Most modern day implementations follow the above process (e.g. , , , the rpki.apnic.net repository implementation, and ). Because rsyncd resolves this symlink when it chdirs into the module directory when a client connects, any connected RPs can read a consistent state for the duration of the connection. To limit the amount of disk space a repository uses, a rsync server must clean up old copies of the repository; the timing of these removal operations involves balancing the provision of service to slow clients against the additional disk space required to support those clients. A repository can safely remove old hierarchies when no RP is still reading that data at a reasonable rate. Since the last moment an RP can start reading from a copy is when it was last "current", the time a client has to read a copy begins when it was last current (cf. the time when it was originally written). Empirical data suggests that rsync server operators MAY assume it is safe to remove old versions of repositories after two hours. It is RECOMMENDED to monitor for "file has vanished" (or similar) lines in the rsync log file to detect how many clients are affected by the cleanup process timing parameters.
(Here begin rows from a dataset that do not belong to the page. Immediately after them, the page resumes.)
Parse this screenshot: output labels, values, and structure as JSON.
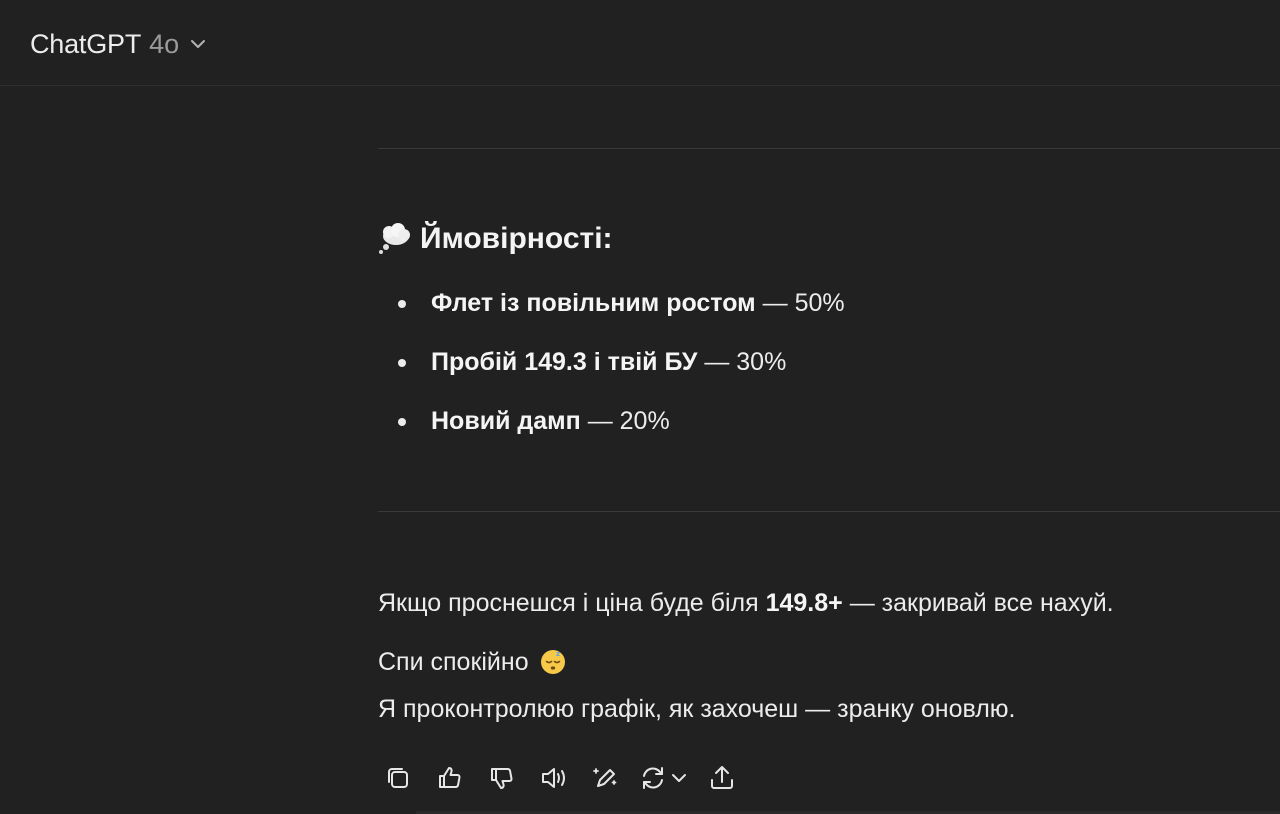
{
  "header": {
    "model_name": "ChatGPT",
    "model_version": "4o"
  },
  "message": {
    "heading_emoji": "thought-balloon-icon",
    "heading": "Ймовірності:",
    "items": [
      {
        "bold": "Флет із повільним ростом",
        "rest": " — 50%"
      },
      {
        "bold": "Пробій 149.3 і твій БУ",
        "rest": " — 30%"
      },
      {
        "bold": "Новий дамп",
        "rest": " — 20%"
      }
    ],
    "para1": {
      "before": "Якщо проснешся і ціна буде біля ",
      "bold": "149.8+",
      "after": " — закривай все нахуй."
    },
    "para2": "Спи спокійно",
    "para2_emoji": "sleeping-face-icon",
    "para3": "Я проконтролюю графік, як захочеш — зранку оновлю."
  },
  "actions": {
    "icons": [
      "copy-icon",
      "thumbs-up-icon",
      "thumbs-down-icon",
      "read-aloud-icon",
      "edit-canvas-icon",
      "regenerate-icon",
      "share-icon"
    ]
  },
  "colors": {
    "background": "#212121",
    "text": "#ececec",
    "muted": "#9b9b9b"
  }
}
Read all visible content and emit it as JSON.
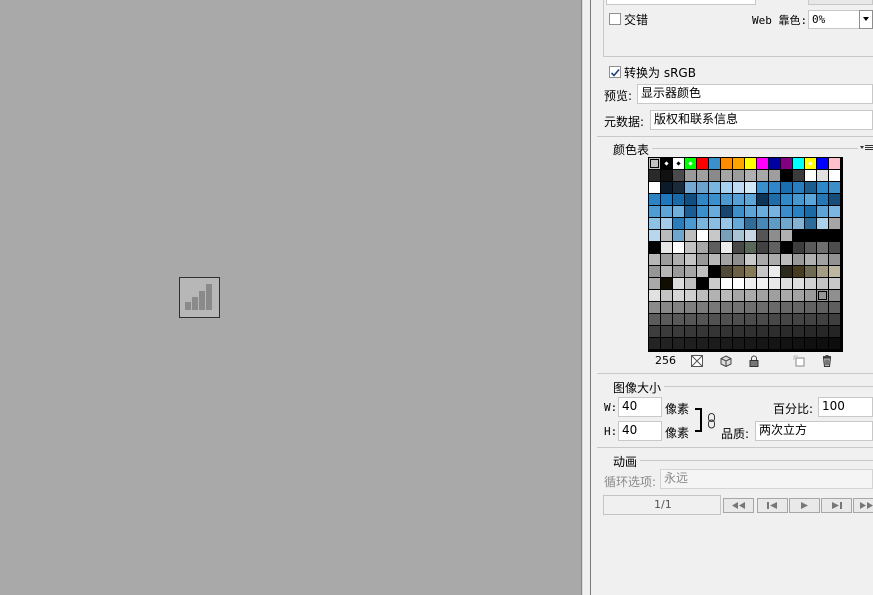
{
  "export_settings": {
    "interlaced_label": "交错",
    "web_snap_label": "Web 靠色:",
    "web_snap_value": "0%",
    "convert_srgb_label": "转换为 sRGB",
    "convert_srgb_checked": true,
    "preview_label": "预览:",
    "preview_value": "显示器颜色",
    "metadata_label": "元数据:",
    "metadata_value": "版权和联系信息"
  },
  "color_table": {
    "title": "颜色表",
    "count": "256",
    "swatches": [
      [
        "#c0c0c0",
        "#000000",
        "#ffffff",
        "#00ff00",
        "#ff0000",
        "#3a8fcd",
        "#ff8c00",
        "#ffa500",
        "#ffff00",
        "#ff00ff",
        "#0000a0",
        "#800080",
        "#00ffff",
        "#ffff00",
        "#0000ff",
        "#ffc0cb"
      ],
      [
        "#2a2a2a",
        "#111111",
        "#4a4a4a",
        "#9a9a9a",
        "#a0a0a0",
        "#8a8a8a",
        "#a5a5a5",
        "#9c9c9c",
        "#b0b0b0",
        "#a8a8a8",
        "#9e9e9e",
        "#000000",
        "#3a3a3a",
        "#ffffff",
        "#e0e0e0",
        "#ffffff"
      ],
      [
        "#ffffff",
        "#0b1b2a",
        "#1a2a3a",
        "#73a9d2",
        "#6aa3d0",
        "#78b5e0",
        "#a8d0f0",
        "#c0dcf2",
        "#d5e8f6",
        "#3a8fcd",
        "#2f86c8",
        "#1a6fb0",
        "#2a7ebd",
        "#1d5d8e",
        "#2c88c9",
        "#3d8fc8"
      ],
      [
        "#2d84c5",
        "#1f78bb",
        "#1a6aa8",
        "#114e80",
        "#2f87c7",
        "#3a8fcd",
        "#4d9ad2",
        "#56a0d5",
        "#5fa6d8",
        "#0c3558",
        "#1e6ca8",
        "#3089c9",
        "#4698d2",
        "#5aa5d9",
        "#2677b6",
        "#184d7a"
      ],
      [
        "#4f9bd3",
        "#5ea4d7",
        "#70afdc",
        "#1b5d92",
        "#3a8fcd",
        "#69abda",
        "#18456d",
        "#3d8fca",
        "#5da4d7",
        "#6aaddc",
        "#76b3de",
        "#3c8ccb",
        "#2b80c2",
        "#1a6aa6",
        "#5ea3d6",
        "#7ab6df"
      ],
      [
        "#8fc1e4",
        "#a4cce9",
        "#2b7cba",
        "#4b99d2",
        "#7bb5de",
        "#89bde2",
        "#97c5e6",
        "#66a9d9",
        "#336b97",
        "#4887b6",
        "#5f9bc4",
        "#71a7cd",
        "#86b3d3",
        "#2f6b99",
        "#aed1ea",
        "#a6a6a6"
      ],
      [
        "#b8d6ec",
        "#bababa",
        "#6ea5cd",
        "#bdbdbd",
        "#ffffff",
        "#c8c8c8",
        "#7a9fb8",
        "#a9c3d6",
        "#c6d6e2",
        "#555555",
        "#8d8d8d",
        "#b1b1b1",
        "#000000",
        "#000000",
        "#000000",
        "#000000"
      ],
      [
        "#000000",
        "#e6e6e6",
        "#ffffff",
        "#c2c2c2",
        "#a7a7a7",
        "#5e5e5e",
        "#ececec",
        "#474747",
        "#596858",
        "#424242",
        "#616161",
        "#000000",
        "#3d3d3d",
        "#5a5a5a",
        "#6e6e6e",
        "#4d4d4d"
      ],
      [
        "#b6b6b6",
        "#9b9b9b",
        "#aeaeae",
        "#c4c4c4",
        "#989898",
        "#b8b8b8",
        "#a3a3a3",
        "#8e8e8e",
        "#c9c9c9",
        "#a9a9a9",
        "#ababab",
        "#bcbcbc",
        "#999999",
        "#b0b0b0",
        "#a1a1a1",
        "#929292"
      ],
      [
        "#969696",
        "#b5b5b5",
        "#9a9a9a",
        "#a6a6a6",
        "#c0c0c0",
        "#000000",
        "#4f4a3a",
        "#6c6047",
        "#867a58",
        "#c6c6c6",
        "#ececec",
        "#2c2a1c",
        "#473c20",
        "#6f6a52",
        "#a59d83",
        "#bdb7a2"
      ],
      [
        "#a9a9a9",
        "#110d03",
        "#dddddd",
        "#bfbfbf",
        "#000000",
        "#cbcbcb",
        "#ffffff",
        "#ffffff",
        "#efefef",
        "#f2f2f2",
        "#e8e8e8",
        "#dddddd",
        "#dfdfdf",
        "#d1d1d1",
        "#c4c4c4",
        "#c8c8c8"
      ],
      [
        "#e1e1e1",
        "#c3c3c3",
        "#d6d6d6",
        "#cfcfcf",
        "#bcbcbc",
        "#b2b2b2",
        "#b9b9b9",
        "#a7a7a7",
        "#ababab",
        "#a2a2a2",
        "#9f9f9f",
        "#a9a9a9",
        "#a3a3a3",
        "#9b9b9b",
        "#959595",
        "#8f8f8f"
      ],
      [
        "#8b8b8b",
        "#878787",
        "#828282",
        "#7f7f7f",
        "#7b7b7b",
        "#787878",
        "#757575",
        "#727272",
        "#6f6f6f",
        "#6c6c6c",
        "#6a6a6a",
        "#676767",
        "#656565",
        "#626262",
        "#606060",
        "#5e5e5e"
      ],
      [
        "#5c5c5c",
        "#5a5a5a",
        "#585858",
        "#565656",
        "#545454",
        "#525252",
        "#505050",
        "#4e4e4e",
        "#4c4c4c",
        "#4a4a4a",
        "#484848",
        "#464646",
        "#444444",
        "#434343",
        "#414141",
        "#3f3f3f"
      ],
      [
        "#3d3d3d",
        "#3b3b3b",
        "#3a3a3a",
        "#383838",
        "#363636",
        "#353535",
        "#333333",
        "#313131",
        "#303030",
        "#2e2e2e",
        "#2d2d2d",
        "#2b2b2b",
        "#2a2a2a",
        "#282828",
        "#272727",
        "#252525"
      ],
      [
        "#242424",
        "#222222",
        "#212121",
        "#1f1f1f",
        "#1e1e1e",
        "#1c1c1c",
        "#1b1b1b",
        "#191919",
        "#181818",
        "#161616",
        "#151515",
        "#131313",
        "#121212",
        "#101010",
        "#0f0f0f",
        "#0d0d0d"
      ]
    ]
  },
  "image_size": {
    "title": "图像大小",
    "w_label": "W:",
    "w_value": "40",
    "w_unit": "像素",
    "h_label": "H:",
    "h_value": "40",
    "h_unit": "像素",
    "percent_label": "百分比:",
    "percent_value": "100",
    "quality_label": "品质:",
    "quality_value": "两次立方"
  },
  "animation": {
    "title": "动画",
    "loop_label": "循环选项:",
    "loop_value": "永远",
    "frame_counter": "1/1"
  }
}
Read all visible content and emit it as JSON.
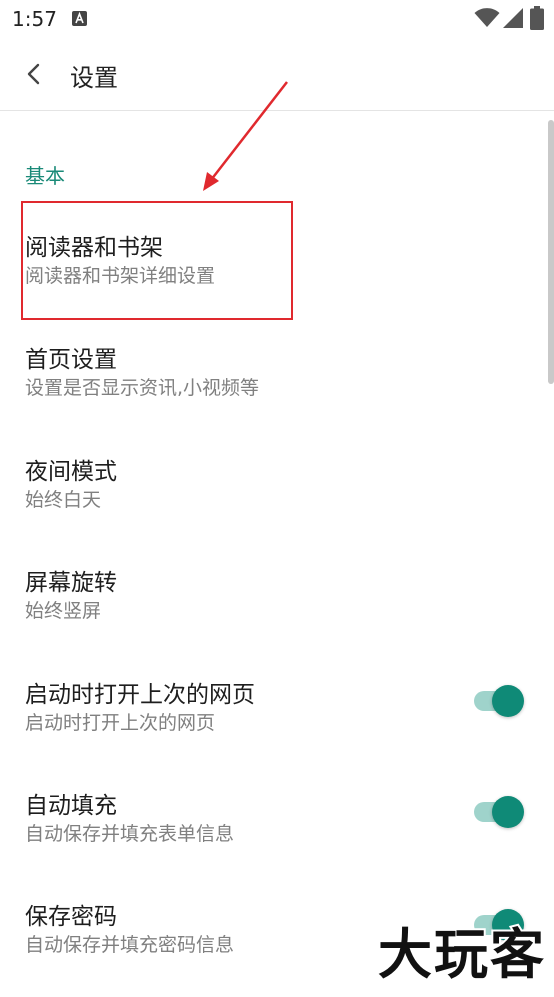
{
  "status_bar": {
    "time": "1:57",
    "icons": [
      "notification-a-icon",
      "wifi-icon",
      "signal-icon",
      "battery-icon"
    ]
  },
  "app_bar": {
    "back_icon": "chevron-left-icon",
    "title": "设置"
  },
  "section": {
    "header": "基本",
    "accent_color": "#1a8a78"
  },
  "items": [
    {
      "title": "阅读器和书架",
      "summary": "阅读器和书架详细设置"
    },
    {
      "title": "首页设置",
      "summary": "设置是否显示资讯,小视频等"
    },
    {
      "title": "夜间模式",
      "summary": "始终白天"
    },
    {
      "title": "屏幕旋转",
      "summary": "始终竖屏"
    },
    {
      "title": "启动时打开上次的网页",
      "summary": "启动时打开上次的网页",
      "toggle": true
    },
    {
      "title": "自动填充",
      "summary": "自动保存并填充表单信息",
      "toggle": true
    },
    {
      "title": "保存密码",
      "summary": "自动保存并填充密码信息",
      "toggle": true
    }
  ],
  "annotation": {
    "highlight_color": "#e0292e"
  },
  "watermark": "大玩客"
}
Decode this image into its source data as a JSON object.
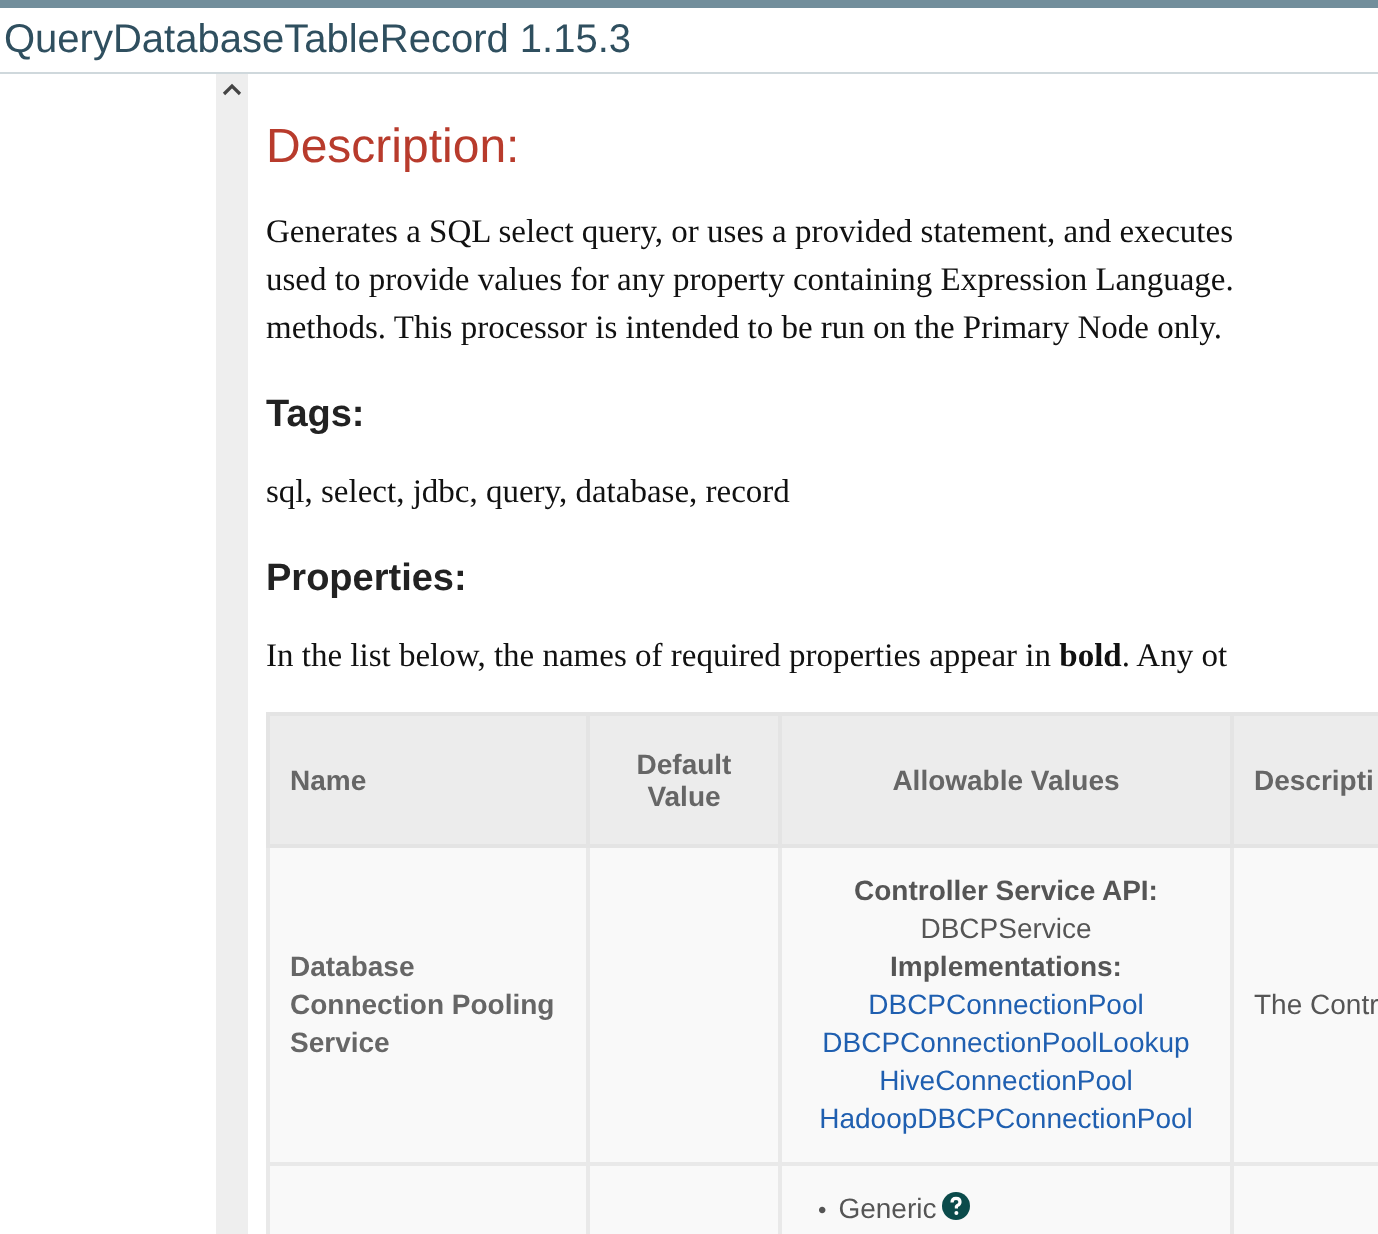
{
  "title": "QueryDatabaseTableRecord 1.15.3",
  "description": {
    "heading": "Description:",
    "lines": [
      "Generates a SQL select query, or uses a provided statement, and executes",
      "used to provide values for any property containing Expression Language.",
      "methods. This processor is intended to be run on the Primary Node only."
    ]
  },
  "tags": {
    "heading": "Tags:",
    "text": "sql, select, jdbc, query, database, record"
  },
  "properties": {
    "heading": "Properties:",
    "intro": "In the list below, the names of required properties appear in **bold**. Any ot",
    "table": {
      "columns": [
        "Name",
        "Default Value",
        "Allowable Values",
        "Descripti"
      ],
      "rows": [
        {
          "name": "Database Connection Pooling Service",
          "required": true,
          "allowable": {
            "kind": "service",
            "api_label": "Controller Service API:",
            "api": "DBCPService",
            "impl_label": "Implementations:",
            "implementations": [
              "DBCPConnectionPool",
              "DBCPConnectionPoolLookup",
              "HiveConnectionPool",
              "HadoopDBCPConnectionPool"
            ]
          },
          "description": "The Contr"
        },
        {
          "allowable": {
            "kind": "list",
            "items": [
              {
                "bullet": "•",
                "text": "Generic",
                "help": true
              }
            ]
          }
        }
      ]
    }
  }
}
Deterministic Timestamps By default, rsync implementations use the modification time and file size to determine if it should transfer a file. Therefore, throughout a file's lifetime, the modification time SHOULD NOT change -- unless the file's content changes. The following deterministic heuristics are RECOMMEND as the file's timestamp when writing objects to disk:

For CRLs, use the value of thisUpdate.
For RPKI Signed Objects, use the CMS signing-time (see ()).
For CA and BGPsec Router Certificates, use the value of notBefore.
For directories, use any constant value.

Load Balancing and Testing To increase availability during both regular maintenance and exceptional situations, a rsync repository that strives for high availability should be deployed on multiple nodes load-balanced by an L4 load balancer. Because rsync sessions use a single TCP connection per synchronisation attempt, there is no need for consistent load-balancing between multiple rsync servers as long as they each provide a consistent view. It is RECOMMENDED that the rsync server is load tested to ensure that it can handle simultaneous requests from all RPs, in case those RPs need to fall back from using RRDP (as is currently preferred). It is RECOMMENDED to serve rsync repositories from local storage, so that the host operating system can optimally use its I/O cache. Using network storage is NOT RECOMMENDED, because it may not benefit from this cache. For example, when using NFS, the operating system might not be able to cache the directory listing(s) of the repository. It is RECOMMENDED to set the "max connections" to a value that allows a single node to handle simultaneous resynchronisation by that number of RPs, taking into account the amount of time that RP implementations usually allow for rsync resychronisation. Load-testing results show that machine memory is likely the limiting factor for large repositories that are not IO limited. The number of rsync servers needed depends on the number of RPs, their refresh rate, and the "max connections" used. These values are subject to change over time, so it is hard to give clear recommendations here except to restate that it is RECOMMENDED to load-test rsync service and reevaluating parameters over time.

Acknowledgments The authors wish to thank Mike Hollyman for editorial suggestions.